Right now Markopolos is calling GE "a bigger fraud than Enron," a claim prominently displayed on the website he created to distribute his research. His main complaints are that GE hasn't reserved enough for its insurance liabilities and that the company should handle its ownership stake in Baker Hughes, a GE Company differently. Markopolos makes other claims, as well, which you can read all about in the 175-page report he has made available at the website linked above. However, you don't need all the details to understand the big issue for investors: risk.
The fact that the stock dropped so dramatically on this news shows that investors are still very worried about GE's future. CEO Lawrence Culp helped to quell concerns by stepping in and buying shares of the company he heads. He also spoke out strongly, calling the accusations market manipulation. Markopolos is, for reference, working with a short-seller (short sellers benefit when stocks fall in value). Notably, Wall Street analysts also jumped into the fray to defend the company.
What do you do?
Looking more like a soap opera than an investment, the biggest problem here is that, for most investors, there's really no way to tell if Markopolos' claims have any merit. And there's also no way to tell if Culp's claims about Markopolos' claims have any veracity. The only thing that is clear is that General Electric is struggling through a difficult turnaround. And that's not new.

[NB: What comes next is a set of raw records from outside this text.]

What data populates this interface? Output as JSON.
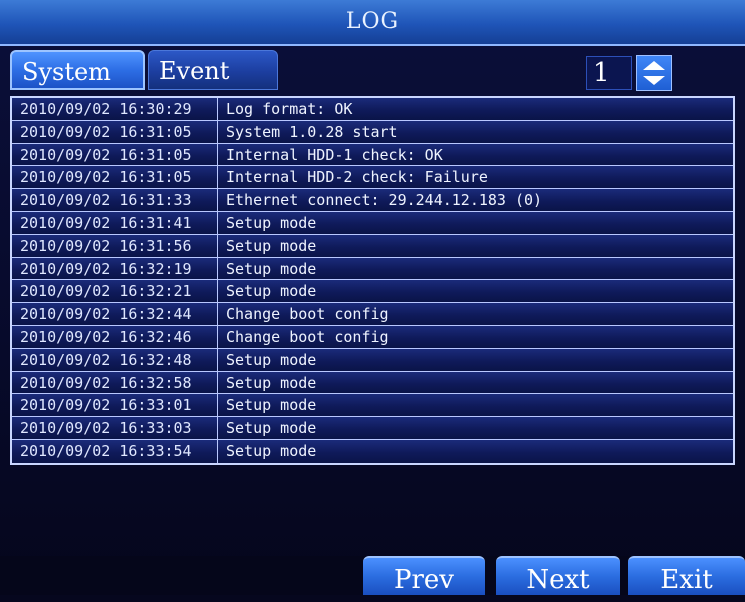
{
  "window": {
    "title": "LOG"
  },
  "tabs": [
    {
      "label": "System",
      "selected": true
    },
    {
      "label": "Event",
      "selected": false
    }
  ],
  "page": {
    "value": "1",
    "spinner_icon": "up-down-spinner-icon"
  },
  "log": {
    "rows": [
      {
        "time": "2010/09/02 16:30:29",
        "message": "Log format: OK"
      },
      {
        "time": "2010/09/02 16:31:05",
        "message": "System 1.0.28 start"
      },
      {
        "time": "2010/09/02 16:31:05",
        "message": "Internal HDD-1 check: OK"
      },
      {
        "time": "2010/09/02 16:31:05",
        "message": "Internal HDD-2 check: Failure"
      },
      {
        "time": "2010/09/02 16:31:33",
        "message": "Ethernet connect: 29.244.12.183 (0)"
      },
      {
        "time": "2010/09/02 16:31:41",
        "message": "Setup mode"
      },
      {
        "time": "2010/09/02 16:31:56",
        "message": "Setup mode"
      },
      {
        "time": "2010/09/02 16:32:19",
        "message": "Setup mode"
      },
      {
        "time": "2010/09/02 16:32:21",
        "message": "Setup mode"
      },
      {
        "time": "2010/09/02 16:32:44",
        "message": "Change boot config"
      },
      {
        "time": "2010/09/02 16:32:46",
        "message": "Change boot config"
      },
      {
        "time": "2010/09/02 16:32:48",
        "message": "Setup mode"
      },
      {
        "time": "2010/09/02 16:32:58",
        "message": "Setup mode"
      },
      {
        "time": "2010/09/02 16:33:01",
        "message": "Setup mode"
      },
      {
        "time": "2010/09/02 16:33:03",
        "message": "Setup mode"
      },
      {
        "time": "2010/09/02 16:33:54",
        "message": "Setup mode"
      }
    ]
  },
  "buttons": {
    "prev": "Prev",
    "next": "Next",
    "exit": "Exit"
  },
  "colors": {
    "title_bar": "#1f55b8",
    "tab_selected": "#2d6ee5",
    "tab_unselected": "#1c3e9f",
    "row_background": "#0f1a5a",
    "grid_lines": "#b9c8ff",
    "text": "#eef3ff"
  }
}
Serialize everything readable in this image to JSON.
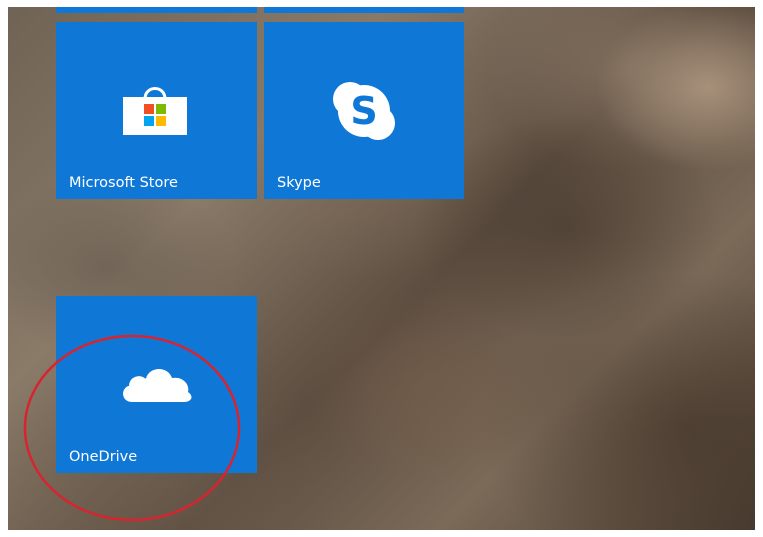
{
  "tiles": {
    "store": {
      "label": "Microsoft Store",
      "icon": "store-bag-icon"
    },
    "skype": {
      "label": "Skype",
      "icon": "skype-icon"
    },
    "onedrive": {
      "label": "OneDrive",
      "icon": "cloud-icon"
    }
  },
  "colors": {
    "tile_blue": "#0f78d7",
    "annotation_red": "#d8242f"
  }
}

The problems started well before the 2007-2009 recession, when Jack Welch allowed GE's financial arm to grow far beyond its main purpose (helping customers to buy GE products). With its fingers in everything from mortgages to insurance, the recession forced GE to write down the value of assets, take a government handout, cut its dividend, and start a major overhaul of its business. That process was, based on the comments from CEO Jeffery Immelt at the time, going OK until the board ousted him in 2017.
Handing insider John Flannery the reins, the company announced write-offs, a dividend cut, and plans for asset sales. Things were not, perhaps, going as well as investors had been led to believe. And one of the big problems was, once again, troubles within the company's finance division. But Flannery only lasted a year or so in the top spot, replaced himself in late 2018 by outsider Culp. Culp announced write-offs, asset sales, and brought the dividend down to a token $0.04 a year (just enough so that institutional investors with a dividend mandate could continue to own the shares). The finance arm was again a key issue, as was continued difficulties in a few of GE's industrial businesses. The big story, however, was that turnaround attempt No. 2 wasn't going well.
Far from simply rehashing an old story, the point here is to show that Markopolos is hitting on themes that have been a concern for some time now. In fact, the Securities and Exchange Commission (SEC) is investigating GE for its accounting practices. So these claims aren't coming from out of the blue. There are a lot of unknowns for investors as GE looks to turn its business around. And, perhaps most important, there's really no way for most investors to figure out what's really going on. Investing in General Electric today is an act of faith.
Fraud or not, GE isn't worth the risk
At the end of the day, GE is at best a risky turnaround stock. There's no way for most investors to tell if the current fraud claims are legit or not. And while the low stock price suggests there's material upside potential if GE can get its house in order, the risk that the turnaround doesn't work out (for the third time) shouldn't be ignored. Unless you have a strong stomach and material conviction that this turnaround attempt is different from the last two, most investors should avoid GE today. There are simply too many things that investors just don't -- and can't -- know.